Pemerintah daerah, kata Rihel, tetap berperan aktif dalam memberikan edukasi dan imbauan kepada pengelola wisata maupun masyarakat agar bersama-sama menjaga kebersihan lingkungan pantai. Namun dari sisi regulasi, kewenangan langsung pemerintah memang terbatas.
Terkait perizinan bangunan, Rihel juga menegaskan bahwa saat ini penerbitan Izin Mendirikan Bangunan (IMB) atau Persetujuan Bangunan Gedung (PBG) telah digratiskan sesuai kebijakan pemerintah pusat. Dengan kebijakan tersebut, pemerintah daerah tidak lagi memungut biaya dari perizinan bangunan.
“Sekarang IMB atau PBG sudah gratis, jadi tidak ada pungutan dari situ. Karena itu, kalau dikaitkan dengan isu kebocoran PAD, menurut saya masih kurang tepat,” tegasnya.
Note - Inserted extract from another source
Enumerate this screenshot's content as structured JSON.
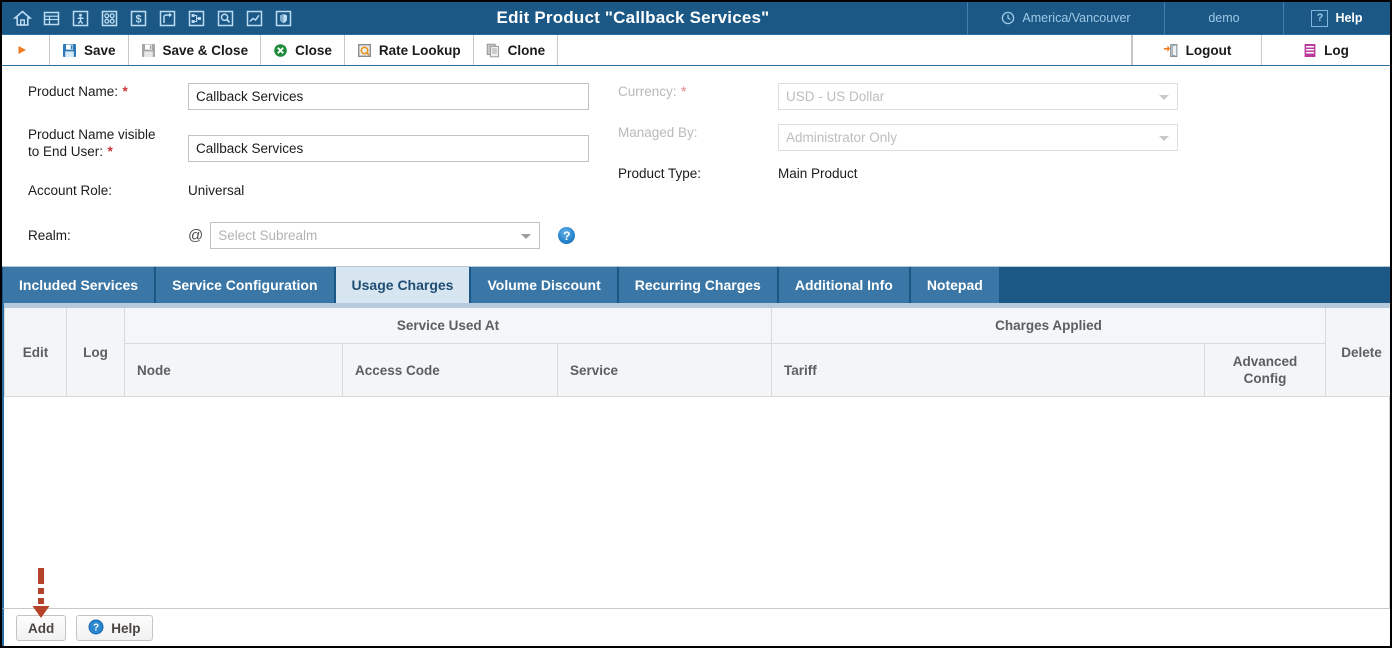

Ia berharap masyarakat dapat memahami perbedaan kewenangan antara pemerintah daerah dan pihak swasta dalam pengelolaan kawasan wisata.
Menurutnya, peningkatan PAD harus dibarengi dengan kepastian hukum dan kewenangan yang jelas, agar tidak menimbulkan persepsi seolah-olah pemerintah lalai atau membiarkan potensi daerah tidak tergarap.
“Pemerintah tetap mendukung pengembangan wisata di Ujung Pandaran, tetapi harus dipahami bahwa ada batasan kewenangan. Yang terpenting sekarang adalah kolaborasi antara pengelola, masyarakat, dan pemerintah agar kawasan wisata ini tetap nyaman, bersih, dan berkelanjutan,” pungkas Rihel.